In Switzerland everybody has at least a couple of army rifles.
Everybody does shooting, and the government sponsors shooting events.
Leave expertise to the experts
I think the issue is not just that it’s wrong for politicians to make computer security decisions. The main problem is that we let politicians make political decisions.
Re: Leave expertise to the experts
… we let politicians make any decisions.
FTFY.
Of course they will exempt themselves from any such restrictions as they will probably claim that will make their job harder if they are expected to follow the laws they enforce at the point of a gun on everyone else.
grins
at my 7 gb arsenal lol what a laugh
Re: grins
Yea that AR 7G is pretty awesome!
Personally I like the Sub 2000 TB 256 AES
Lays down good supressive fire against asaults of mass computing.
Car Analogy
The president used nine pins to sign the new historic law banning all automovive crashes intentional or otherwise.
In related news The Insurance Institude for Highway Safety has closed its doors stating “Your guess is as good as mine on what car is safest, its illegal to test them so no more safety ratings”
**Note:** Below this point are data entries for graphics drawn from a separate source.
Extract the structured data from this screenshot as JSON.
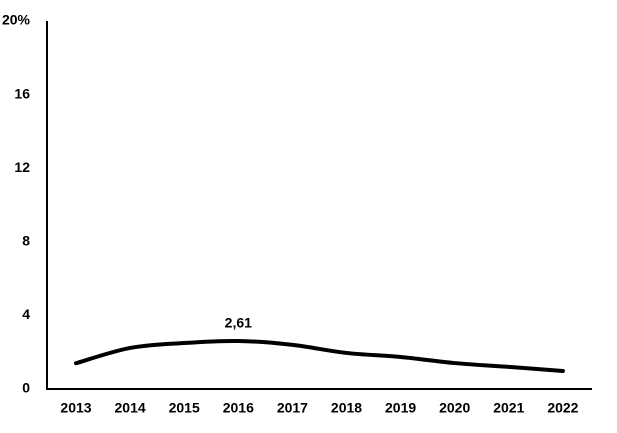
{
  "chart_data": {
    "type": "line",
    "categories": [
      "2013",
      "2014",
      "2015",
      "2016",
      "2017",
      "2018",
      "2019",
      "2020",
      "2021",
      "2022"
    ],
    "values": [
      1.4,
      2.23,
      2.5,
      2.61,
      2.4,
      1.96,
      1.74,
      1.41,
      1.2,
      0.98
    ],
    "value_labels": [
      null,
      null,
      null,
      "2,61",
      null,
      null,
      null,
      null,
      null,
      null
    ],
    "color": "#000000",
    "ylim": [
      0,
      20
    ],
    "yticks": [
      0,
      4,
      8,
      12,
      16,
      {
        "value": 20,
        "label": "20%"
      }
    ]
  }
}
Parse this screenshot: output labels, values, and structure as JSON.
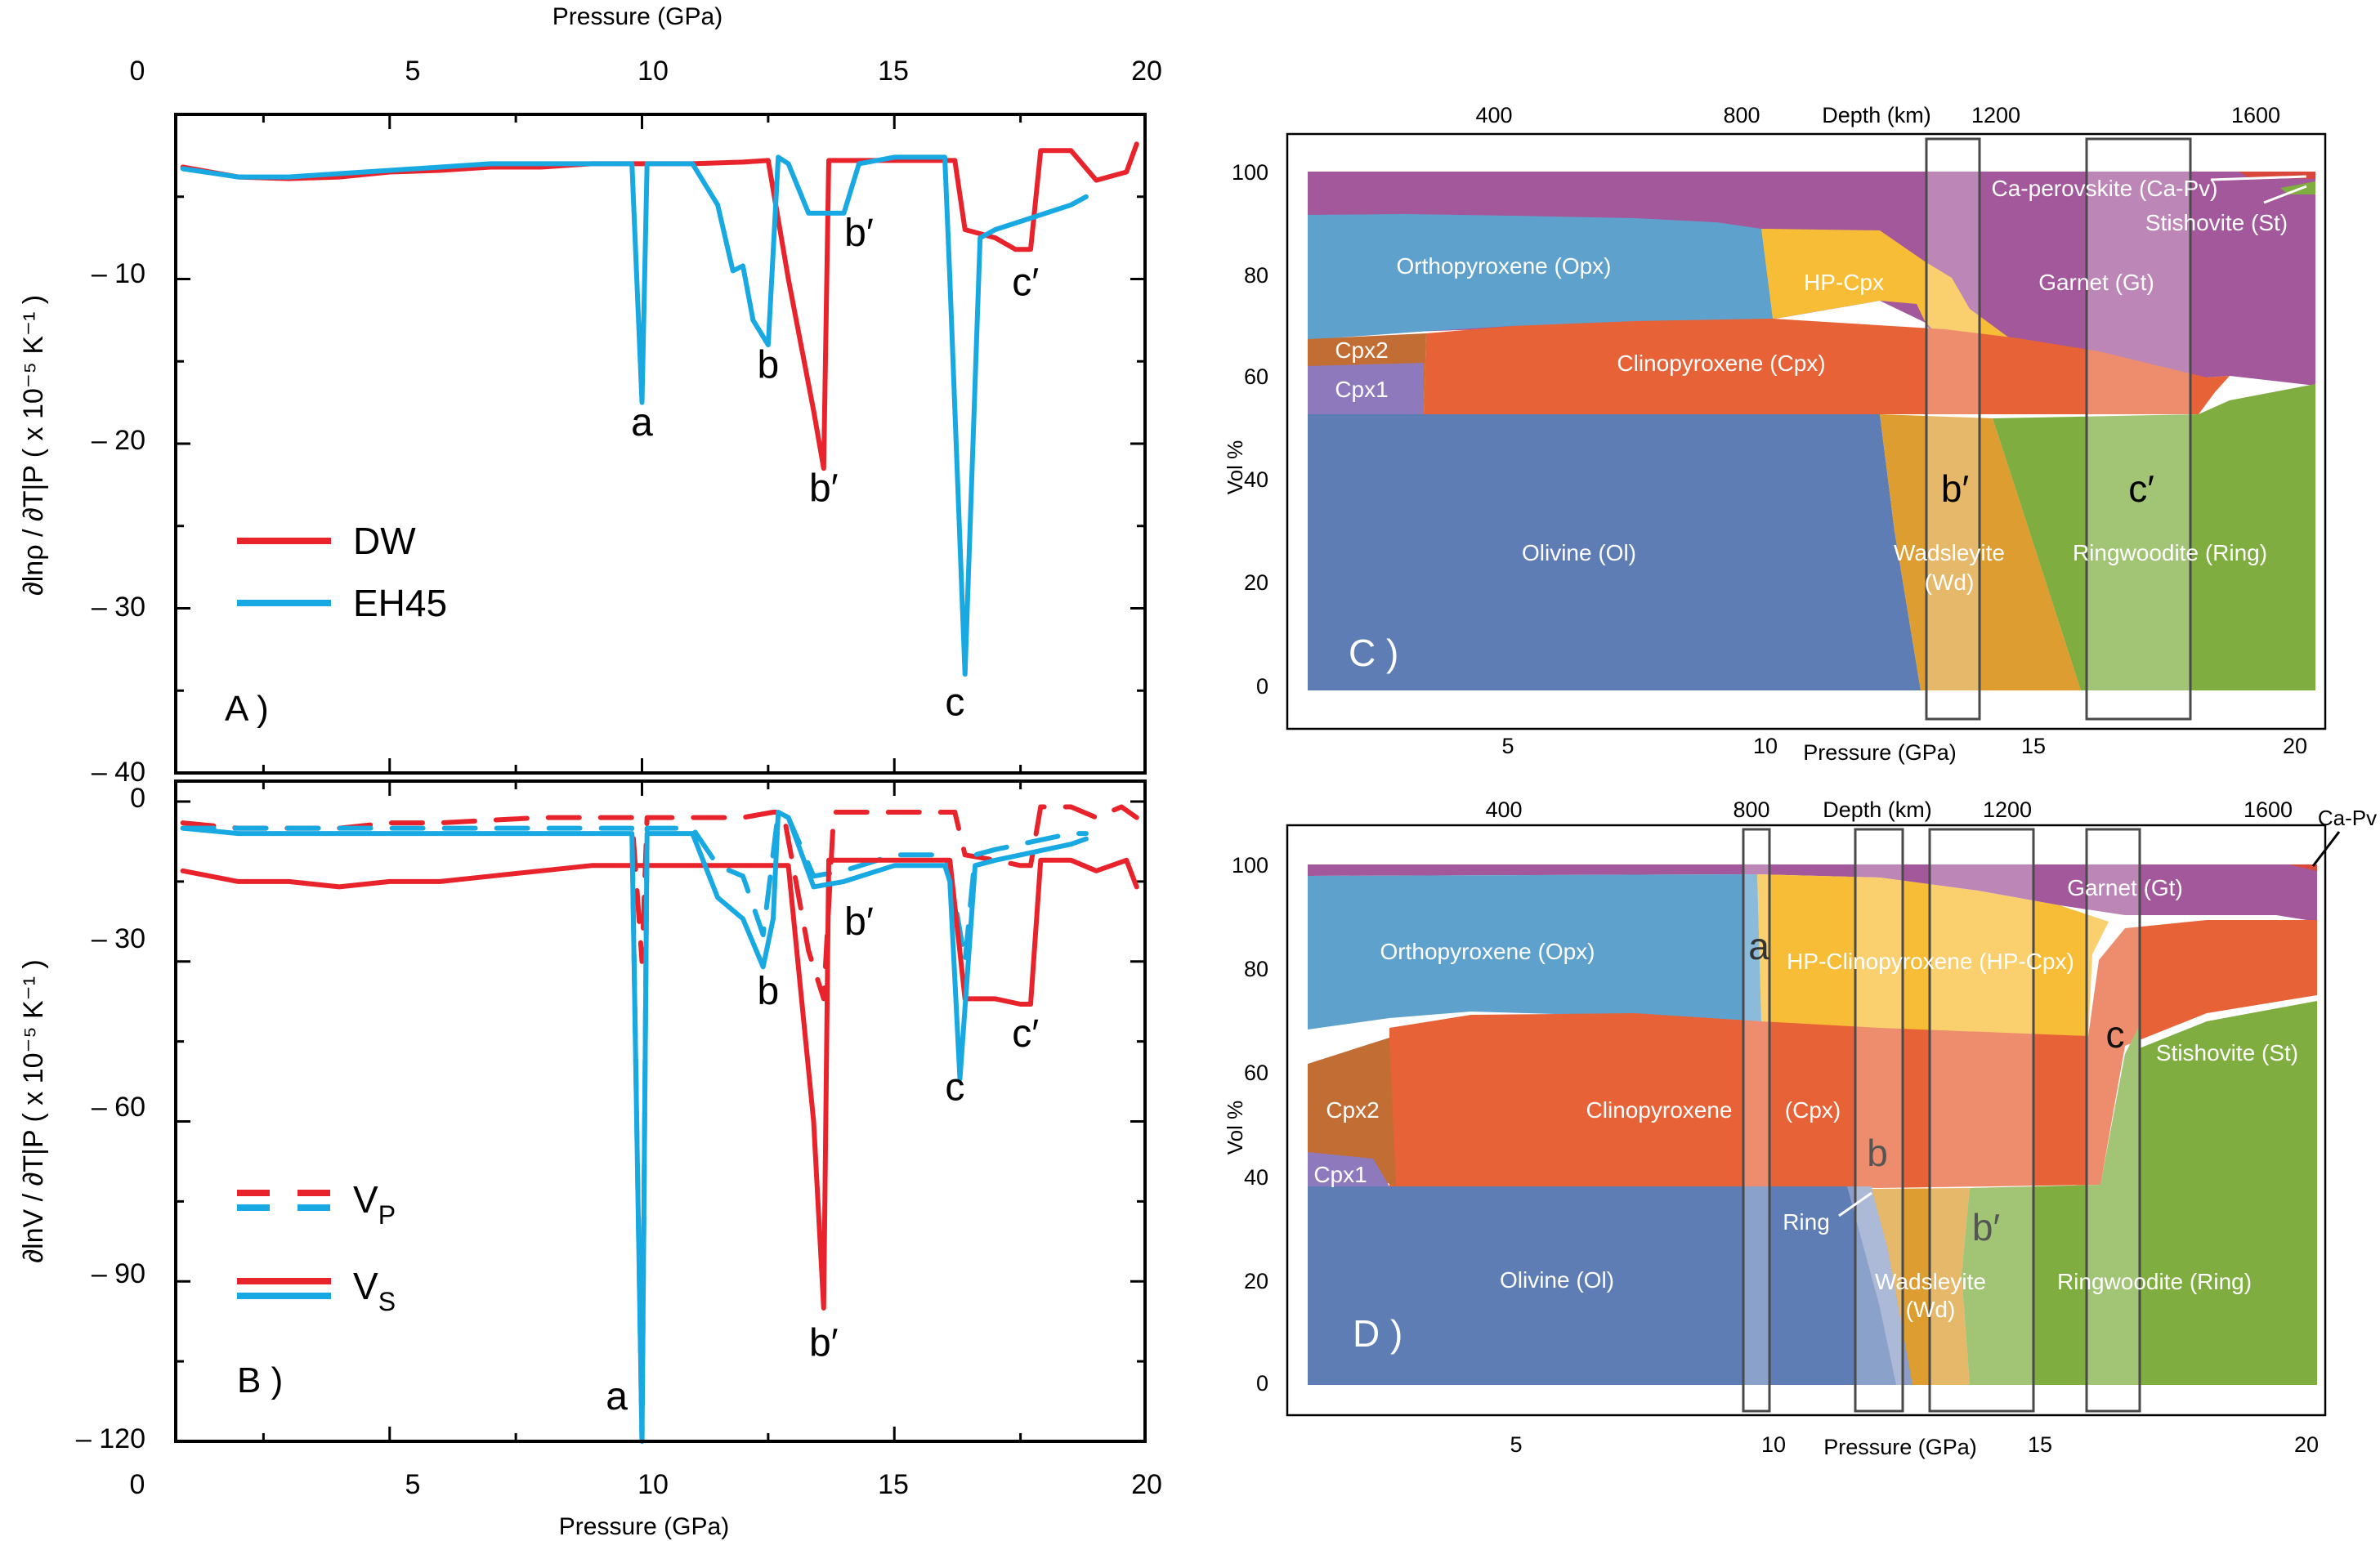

In other news GM stock rises to all time highs after they announced that no future research money will be invested in increasing vehicle safety. They CEO stated “No one will ever crash a car again since its illegal. With crashes eleminated there is no need for additional safety improvements and we can return to our roots of cutting every corner possible to make the cheapest (pun intended) car possible.”
Re: Car Analogy
I’m wary of analogies, but in this case, you’ve nailed it exactly.
…The loss of a major sponsor makes it that much harder for hackers to gather and for vulnerabilities to be exposed and fixed…
Defcon and Black Hat don’t seem to have that problem.
Re: Re:
Which is why the very first topic of conversation in the Def Con keynote was the dangers of the Wassenaar agreement to all security researchers?
Any chance we could get Windows added onto the list of exploits and malware malware targeted by the agreement? It’s little more than one giant piece of spyware now, especially Windows 10.